Das weiße Karussell auf dem Platz steht still und verlassen. An Bushaltestellen haben Menschen Cartoons aus „Charlie Hebdo“ geklebt, die Islamisten Witze entgegenschleudern. Auf einem grinst ein Mullah den Betrachter an und sagt: „Hundert Stockschläge, wenn Sie sich nicht totlachen!“ Daneben ein schnell gekritzelter Zettel, der zur Verteidigung der Freiheit aufruft.
Jeder, der an die Haltestelle an der Rue Oberkampf kommt, liest diese Botschaften. Niemand spricht. Die Medien schicken pausenlos Sofortnachrichten auf die Handys. Im Vorort Chatillon gibt es eine Schießerei. Ein Terrorverdächtiger. Zwei Polizisten sind verletzt, eine Beamtin stirbt. Protestmärsche werden abgesagt, aus Sicherheitsgründen. Die Politiker beginnen, ihre Haltung zu verlieren.
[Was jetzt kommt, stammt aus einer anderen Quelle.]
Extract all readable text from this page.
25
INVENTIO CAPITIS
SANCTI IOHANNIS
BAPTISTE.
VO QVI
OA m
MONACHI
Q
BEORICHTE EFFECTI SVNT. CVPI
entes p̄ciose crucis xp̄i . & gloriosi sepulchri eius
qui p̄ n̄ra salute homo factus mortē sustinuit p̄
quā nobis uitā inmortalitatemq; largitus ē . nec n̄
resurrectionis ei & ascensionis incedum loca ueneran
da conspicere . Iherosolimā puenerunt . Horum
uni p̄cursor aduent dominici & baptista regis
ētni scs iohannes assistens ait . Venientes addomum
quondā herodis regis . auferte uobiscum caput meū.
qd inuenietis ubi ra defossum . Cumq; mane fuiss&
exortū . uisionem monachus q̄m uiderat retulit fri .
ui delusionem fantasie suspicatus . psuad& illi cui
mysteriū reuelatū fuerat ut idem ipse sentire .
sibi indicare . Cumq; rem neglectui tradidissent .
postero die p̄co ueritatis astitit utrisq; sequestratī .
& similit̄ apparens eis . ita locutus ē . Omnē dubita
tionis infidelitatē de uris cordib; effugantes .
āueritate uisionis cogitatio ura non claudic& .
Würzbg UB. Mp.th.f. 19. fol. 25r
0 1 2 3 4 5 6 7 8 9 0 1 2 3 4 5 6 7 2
Einigkeit hatte der sozialistische Präsident François Hollande am Abend nach dem Attentat verkündet, einen festen Block der Demokraten gegen die Gewalt angemahnt. Und einige Stunden schien es, als bewahrten alle ruhig Blut. Doch während die Polizei den mutmaßlichen Islamisten durch Chatillon jagt, zeigt Justizministerin Christiane Taubira Nerven. Sie muss sich im Interview mit dem Radiosender France Info gegen den Vorwurf verteidigen, die Behörden hätten nicht genug getan, um die offensichtliche Gefahr zu bannen, die von den mutmaßlichen Tätern ausging – in Frankreich geborenen jungen Männern mit algerischem Familienhintergrund.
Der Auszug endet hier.